Bu süreç, aynı zamanda ABD’nin Venezuela’ya karşı olası askerî hamleleriyle de kesişmektedir. Böyle bir durumda Rusya’nın Küba üzerinden Latin Amerika’da denge kurma stratejisi devreye girebilir.
4. Jeopolitik ve Ekonomik Dinamikler
Küba’nın BRICS’e 2024’te katılması, Havana’nın artık kendini açık biçimde “Batı karşıtı çok kutupluluk” söylemine konumlandırdığını göstermektedir. Moskova, Küba’yı yalnızca askerî değil, aynı zamanda ideolojik bir müttefik olarak görmektedir.
Bu bağlamda, Rusya’nın Ukrayna cephesine 5000’e kadar Kübalı paralı asker gönderdiği yönündeki ABD kaynaklı iddialar da iki ülke arasındaki askeri iş birliğinin sahaya yansıması olarak değerlendirilebilir.
Sonuç
Rusya–Küba yakınlaşması, Latin Amerika’da güç dengelerini yeniden şekillendirebilecek potansiyele sahiptir. Her ne kadar Moskova’nın Ukrayna savaşı nedeniyle kaynakları sınırlı olsa da, Tartus deniz üssünü kaybetmiş bir Rusya için Küba yeni bir stratejik dayanak noktası olabilir.

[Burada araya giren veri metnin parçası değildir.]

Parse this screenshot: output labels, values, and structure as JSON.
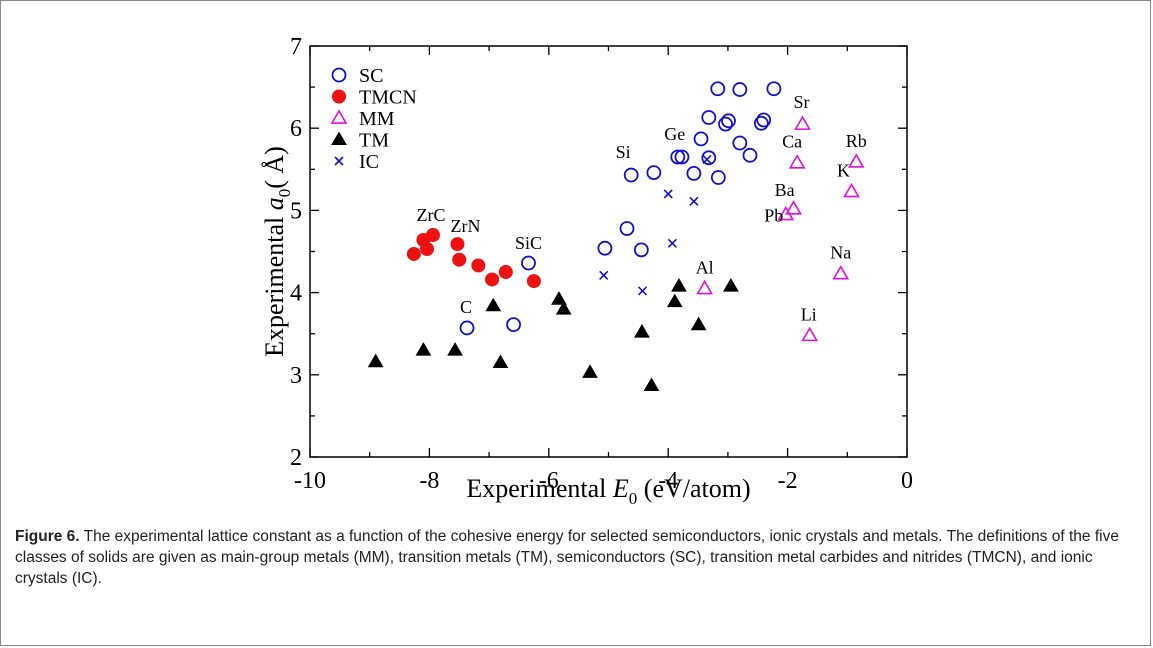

Bu gelişme, Washington açısından sadece sembolik bir meydan okuma değil, aynı zamanda nükleer caydırıcılığın yeniden tanımlanması anlamına gelir. Küba içinse bu ilişki, ekonomik bağımlılığın bedeliyle gelen jeopolitik riskleri de beraberinde getirmektedir.
Altı buçuk on yıl sonra yeniden gündeme gelen “Küba Krizi” ihtimali, yalnızca iki ülke arasındaki bir askerî iş birliği meselesi değil, yeni bir Soğuk Savaş mantığının Latin Amerika sahnesine geri dönüşüdür.
Kaynakça
-
Flade, Florian. Eine neue Kubakrise? (2025).
-
The Washington Post (2024). “Russia Sends Submarine to Havana in Show of Force.”
-
TASS News Agency (2024). “Russia and Cuba Deepen Military Cooperation.”
-
United Nations General Assembly (2024). Resolution on the Lifting of the U.S. Embargo on Cuba.
-
U.S. Department of State (2025). Foreign Military Intelligence Brief – Latin America Section.